Growing up with parents who were health care providers – my father was a surgeon and my mother a nurse – I began acting on a drive to be of help to others starting in high school when I became a “candy striper,” wearing the red-and-white striped pinafore and rolling the snack cart into patient’s rooms with a smile. In college I was a Big Sister, Chairperson of the Interracial Concerns Committee, and co-founder of a women’s “empowerment” group. After graduating, I spent several years working as a journalist in Spain and New York before realizing my heart was in the volunteer work I was doing with the homeless and people with HIV/AIDS at the height of that epidemic. I returned to school, got a Masters in Social Work, and – thanks to a combination of family history, personal experience, and the recognition that addiction underlies many physical and mental health woes – began focusing on treating substance use and posttraumatic stress disorders (which often co-occur).
After moving to Durham, I served as Clinical Director in an outpatient substance abuse program and then as an associate in an Employee Assistance Program before pursuing full-time private practice.

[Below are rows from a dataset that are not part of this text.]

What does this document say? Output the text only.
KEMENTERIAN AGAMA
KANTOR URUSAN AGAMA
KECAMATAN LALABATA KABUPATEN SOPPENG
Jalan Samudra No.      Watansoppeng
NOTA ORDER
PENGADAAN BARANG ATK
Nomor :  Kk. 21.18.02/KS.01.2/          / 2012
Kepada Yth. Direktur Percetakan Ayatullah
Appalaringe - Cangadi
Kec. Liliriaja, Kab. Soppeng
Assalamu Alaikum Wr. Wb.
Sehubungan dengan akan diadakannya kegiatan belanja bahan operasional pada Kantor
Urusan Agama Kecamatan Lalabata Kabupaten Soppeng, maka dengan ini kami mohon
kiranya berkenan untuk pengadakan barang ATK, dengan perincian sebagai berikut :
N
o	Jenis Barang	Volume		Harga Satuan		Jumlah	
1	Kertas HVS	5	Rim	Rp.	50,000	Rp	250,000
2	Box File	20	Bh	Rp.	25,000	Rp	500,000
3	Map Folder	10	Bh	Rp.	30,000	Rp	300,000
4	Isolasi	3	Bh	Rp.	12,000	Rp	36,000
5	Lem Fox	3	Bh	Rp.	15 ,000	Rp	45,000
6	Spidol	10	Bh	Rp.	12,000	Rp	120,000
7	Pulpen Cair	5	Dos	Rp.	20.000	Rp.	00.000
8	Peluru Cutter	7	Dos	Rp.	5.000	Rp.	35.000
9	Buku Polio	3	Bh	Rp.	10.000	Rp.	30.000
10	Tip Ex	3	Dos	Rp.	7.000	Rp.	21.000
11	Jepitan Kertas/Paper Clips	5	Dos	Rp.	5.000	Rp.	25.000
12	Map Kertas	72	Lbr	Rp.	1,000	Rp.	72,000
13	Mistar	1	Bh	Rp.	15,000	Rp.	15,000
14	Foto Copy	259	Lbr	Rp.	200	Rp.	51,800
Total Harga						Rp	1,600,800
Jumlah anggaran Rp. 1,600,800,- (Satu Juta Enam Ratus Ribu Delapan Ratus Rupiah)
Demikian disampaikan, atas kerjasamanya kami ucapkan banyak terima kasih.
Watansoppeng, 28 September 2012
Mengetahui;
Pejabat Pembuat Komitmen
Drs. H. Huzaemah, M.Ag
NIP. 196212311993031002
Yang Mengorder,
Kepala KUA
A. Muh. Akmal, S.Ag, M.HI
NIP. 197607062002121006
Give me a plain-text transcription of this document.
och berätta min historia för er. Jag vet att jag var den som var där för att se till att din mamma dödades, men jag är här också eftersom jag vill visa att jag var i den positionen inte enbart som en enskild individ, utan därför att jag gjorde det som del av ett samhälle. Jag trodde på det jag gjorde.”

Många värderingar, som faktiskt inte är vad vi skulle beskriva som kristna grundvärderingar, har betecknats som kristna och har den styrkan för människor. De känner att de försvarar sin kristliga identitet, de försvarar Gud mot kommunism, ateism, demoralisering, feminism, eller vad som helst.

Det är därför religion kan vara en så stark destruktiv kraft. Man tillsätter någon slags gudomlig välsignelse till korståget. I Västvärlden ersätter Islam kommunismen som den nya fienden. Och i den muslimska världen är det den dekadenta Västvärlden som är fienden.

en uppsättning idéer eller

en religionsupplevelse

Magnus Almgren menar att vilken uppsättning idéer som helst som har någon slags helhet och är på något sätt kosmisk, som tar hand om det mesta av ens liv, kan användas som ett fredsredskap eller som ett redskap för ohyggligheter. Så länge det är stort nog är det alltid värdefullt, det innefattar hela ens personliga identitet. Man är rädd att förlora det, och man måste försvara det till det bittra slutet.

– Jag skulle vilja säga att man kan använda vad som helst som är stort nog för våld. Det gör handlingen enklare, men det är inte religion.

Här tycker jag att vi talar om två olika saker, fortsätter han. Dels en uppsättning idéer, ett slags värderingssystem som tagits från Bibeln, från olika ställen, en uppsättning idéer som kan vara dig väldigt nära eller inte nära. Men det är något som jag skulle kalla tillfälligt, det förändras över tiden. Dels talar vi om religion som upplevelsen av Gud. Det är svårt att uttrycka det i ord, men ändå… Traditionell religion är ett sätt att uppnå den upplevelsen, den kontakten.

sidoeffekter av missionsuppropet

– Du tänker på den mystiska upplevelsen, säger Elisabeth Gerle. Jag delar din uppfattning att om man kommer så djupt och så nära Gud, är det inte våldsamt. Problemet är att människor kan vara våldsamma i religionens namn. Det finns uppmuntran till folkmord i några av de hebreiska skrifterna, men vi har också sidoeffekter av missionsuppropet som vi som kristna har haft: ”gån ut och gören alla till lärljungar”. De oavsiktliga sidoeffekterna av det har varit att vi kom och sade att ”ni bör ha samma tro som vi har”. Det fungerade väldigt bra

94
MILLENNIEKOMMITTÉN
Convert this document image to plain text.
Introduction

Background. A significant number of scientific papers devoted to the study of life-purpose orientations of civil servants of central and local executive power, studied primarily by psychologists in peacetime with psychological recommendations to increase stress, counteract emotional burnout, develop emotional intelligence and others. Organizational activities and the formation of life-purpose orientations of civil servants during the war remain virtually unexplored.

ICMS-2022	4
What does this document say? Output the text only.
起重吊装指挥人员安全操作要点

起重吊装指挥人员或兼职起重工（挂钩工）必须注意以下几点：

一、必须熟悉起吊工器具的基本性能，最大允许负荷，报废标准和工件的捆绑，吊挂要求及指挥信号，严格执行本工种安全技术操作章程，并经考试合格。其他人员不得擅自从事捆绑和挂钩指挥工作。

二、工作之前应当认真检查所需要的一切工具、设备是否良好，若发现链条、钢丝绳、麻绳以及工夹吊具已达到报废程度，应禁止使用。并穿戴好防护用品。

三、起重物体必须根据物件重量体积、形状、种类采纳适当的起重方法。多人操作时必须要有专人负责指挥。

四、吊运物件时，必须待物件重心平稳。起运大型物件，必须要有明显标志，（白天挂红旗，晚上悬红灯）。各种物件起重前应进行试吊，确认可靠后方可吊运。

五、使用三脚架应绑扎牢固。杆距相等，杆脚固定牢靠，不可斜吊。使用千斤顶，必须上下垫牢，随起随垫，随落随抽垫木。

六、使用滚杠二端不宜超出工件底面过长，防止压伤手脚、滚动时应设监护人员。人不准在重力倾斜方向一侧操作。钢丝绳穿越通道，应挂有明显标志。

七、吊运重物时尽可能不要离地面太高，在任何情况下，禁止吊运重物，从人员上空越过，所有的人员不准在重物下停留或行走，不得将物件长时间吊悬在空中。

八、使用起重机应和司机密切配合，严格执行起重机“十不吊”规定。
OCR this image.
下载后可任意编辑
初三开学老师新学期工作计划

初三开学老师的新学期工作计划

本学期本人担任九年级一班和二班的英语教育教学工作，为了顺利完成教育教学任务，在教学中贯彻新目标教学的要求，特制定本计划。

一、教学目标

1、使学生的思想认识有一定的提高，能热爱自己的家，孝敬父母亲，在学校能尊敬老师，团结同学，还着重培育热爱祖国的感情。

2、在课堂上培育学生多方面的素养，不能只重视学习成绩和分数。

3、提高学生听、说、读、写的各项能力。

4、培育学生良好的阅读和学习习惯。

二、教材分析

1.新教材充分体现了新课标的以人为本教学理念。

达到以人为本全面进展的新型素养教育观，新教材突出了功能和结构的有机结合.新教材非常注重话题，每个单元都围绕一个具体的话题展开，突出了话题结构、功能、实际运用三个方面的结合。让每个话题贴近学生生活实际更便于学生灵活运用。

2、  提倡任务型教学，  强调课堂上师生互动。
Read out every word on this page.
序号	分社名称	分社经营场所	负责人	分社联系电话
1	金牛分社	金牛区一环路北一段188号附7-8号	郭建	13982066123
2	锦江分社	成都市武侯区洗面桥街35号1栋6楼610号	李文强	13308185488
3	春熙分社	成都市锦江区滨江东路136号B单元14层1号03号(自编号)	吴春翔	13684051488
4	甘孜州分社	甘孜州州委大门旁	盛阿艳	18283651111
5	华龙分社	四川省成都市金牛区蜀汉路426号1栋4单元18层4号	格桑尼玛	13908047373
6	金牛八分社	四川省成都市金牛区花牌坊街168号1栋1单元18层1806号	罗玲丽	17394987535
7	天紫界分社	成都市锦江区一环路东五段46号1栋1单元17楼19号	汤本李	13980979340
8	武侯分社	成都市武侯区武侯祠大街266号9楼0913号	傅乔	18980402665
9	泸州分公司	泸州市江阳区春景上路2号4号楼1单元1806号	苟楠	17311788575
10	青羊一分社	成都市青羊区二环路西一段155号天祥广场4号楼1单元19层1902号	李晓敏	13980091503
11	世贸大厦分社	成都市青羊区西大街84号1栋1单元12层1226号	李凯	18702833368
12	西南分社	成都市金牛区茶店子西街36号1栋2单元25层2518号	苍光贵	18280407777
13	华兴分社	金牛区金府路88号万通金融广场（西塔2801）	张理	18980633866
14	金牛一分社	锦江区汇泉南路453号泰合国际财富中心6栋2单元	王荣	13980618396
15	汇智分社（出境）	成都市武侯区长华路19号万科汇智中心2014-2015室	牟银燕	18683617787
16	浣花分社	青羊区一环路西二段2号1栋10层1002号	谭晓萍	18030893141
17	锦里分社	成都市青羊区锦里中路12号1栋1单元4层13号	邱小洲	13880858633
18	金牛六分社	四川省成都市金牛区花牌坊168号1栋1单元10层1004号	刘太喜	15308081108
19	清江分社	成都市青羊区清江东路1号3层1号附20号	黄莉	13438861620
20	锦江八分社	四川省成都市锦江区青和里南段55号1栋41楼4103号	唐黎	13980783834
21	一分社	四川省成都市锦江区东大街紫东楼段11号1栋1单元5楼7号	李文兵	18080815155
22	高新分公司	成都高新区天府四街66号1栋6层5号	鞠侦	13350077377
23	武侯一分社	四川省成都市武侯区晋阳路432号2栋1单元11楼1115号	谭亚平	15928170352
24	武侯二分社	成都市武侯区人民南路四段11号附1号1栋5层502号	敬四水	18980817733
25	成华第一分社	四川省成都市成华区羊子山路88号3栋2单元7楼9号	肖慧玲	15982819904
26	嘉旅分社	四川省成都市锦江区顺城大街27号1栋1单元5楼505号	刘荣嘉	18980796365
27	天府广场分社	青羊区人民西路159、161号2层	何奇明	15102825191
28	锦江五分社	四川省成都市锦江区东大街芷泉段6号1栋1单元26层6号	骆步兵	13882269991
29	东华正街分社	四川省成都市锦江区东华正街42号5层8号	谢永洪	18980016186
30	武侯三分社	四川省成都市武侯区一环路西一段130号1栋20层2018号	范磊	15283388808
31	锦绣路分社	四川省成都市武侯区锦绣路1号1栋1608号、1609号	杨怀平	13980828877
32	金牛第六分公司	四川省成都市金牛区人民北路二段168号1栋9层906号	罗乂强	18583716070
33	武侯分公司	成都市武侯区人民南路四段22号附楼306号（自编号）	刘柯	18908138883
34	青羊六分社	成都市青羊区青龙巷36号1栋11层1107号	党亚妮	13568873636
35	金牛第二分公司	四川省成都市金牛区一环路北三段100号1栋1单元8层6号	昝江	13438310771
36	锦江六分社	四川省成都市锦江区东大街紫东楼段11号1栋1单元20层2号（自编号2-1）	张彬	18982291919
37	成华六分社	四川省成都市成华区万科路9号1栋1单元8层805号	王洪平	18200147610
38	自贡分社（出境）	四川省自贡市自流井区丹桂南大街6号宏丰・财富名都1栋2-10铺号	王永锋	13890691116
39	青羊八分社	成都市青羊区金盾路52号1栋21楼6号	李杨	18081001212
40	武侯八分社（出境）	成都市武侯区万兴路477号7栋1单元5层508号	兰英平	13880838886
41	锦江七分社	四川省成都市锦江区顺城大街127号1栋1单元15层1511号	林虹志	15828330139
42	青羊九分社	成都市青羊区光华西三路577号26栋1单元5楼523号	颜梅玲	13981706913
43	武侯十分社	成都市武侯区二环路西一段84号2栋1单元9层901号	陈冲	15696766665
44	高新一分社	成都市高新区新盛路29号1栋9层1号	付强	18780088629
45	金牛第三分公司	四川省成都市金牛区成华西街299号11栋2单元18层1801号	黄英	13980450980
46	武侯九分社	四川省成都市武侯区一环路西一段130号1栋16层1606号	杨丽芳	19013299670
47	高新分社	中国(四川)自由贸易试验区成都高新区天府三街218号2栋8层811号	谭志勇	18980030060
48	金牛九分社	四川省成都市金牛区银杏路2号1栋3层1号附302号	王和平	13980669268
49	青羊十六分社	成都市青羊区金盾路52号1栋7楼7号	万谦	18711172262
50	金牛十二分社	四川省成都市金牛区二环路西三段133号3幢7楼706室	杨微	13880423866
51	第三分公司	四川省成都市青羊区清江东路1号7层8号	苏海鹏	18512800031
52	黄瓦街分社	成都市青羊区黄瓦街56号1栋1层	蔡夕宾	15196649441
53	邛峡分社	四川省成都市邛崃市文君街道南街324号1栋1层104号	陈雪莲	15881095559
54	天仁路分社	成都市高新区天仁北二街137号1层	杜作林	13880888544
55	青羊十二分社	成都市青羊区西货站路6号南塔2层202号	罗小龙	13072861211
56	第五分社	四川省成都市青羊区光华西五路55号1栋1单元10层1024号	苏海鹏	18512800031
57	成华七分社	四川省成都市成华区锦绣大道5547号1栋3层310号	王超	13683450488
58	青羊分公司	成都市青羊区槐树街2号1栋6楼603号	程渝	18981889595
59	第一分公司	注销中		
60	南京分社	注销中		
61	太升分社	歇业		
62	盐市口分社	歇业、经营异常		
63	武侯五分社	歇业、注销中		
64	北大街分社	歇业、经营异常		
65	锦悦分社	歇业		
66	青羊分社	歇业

I work with individuals and couples and have led both long- and short-term psychoeducational groups. Over the years I have given numerous presentations for clinicians about Motivational Interviewing, CBT and DBT for substance use disorders, EMDR treatment for PTSD, and the ethics guiding health and mental health response in disasters. I am a Critical Incident responder and served for 13 years as a Red Cross volunteer and instructor.
In a non-clinical vein, I enjoy the gift of dance given to Durham each summer by the American Dance Festival and have coordinated their post-performance cast parties in local homes for the past 15 years. In the past I was an early board member of the Ellerbee Creek Watershed Association and a Master Gardener with an interest in promoting the preservation of native plant species and ecosystems.
In 2011 I was honored to be named “Social Worker of the Year” by my colleagues in the North Carolina Society for Clinical Social Work. They cited my contributions to substance abuse treatment and education as well as to disaster relief as reasons for this recognition. While helping others prevail is reward enough to me, I am very grateful for their respect.
I received my AB from Dartmouth College and my MSSW from Columbia University. These educational opportunities left me with a love for timeless works of literature, philosophy, and psychology that I found are not so difficult or inscrutable as I had expected. SIMPLE’s discussion materials will draw from my favorite gleanings from these resources, pared down into understandable and personally applicable forms.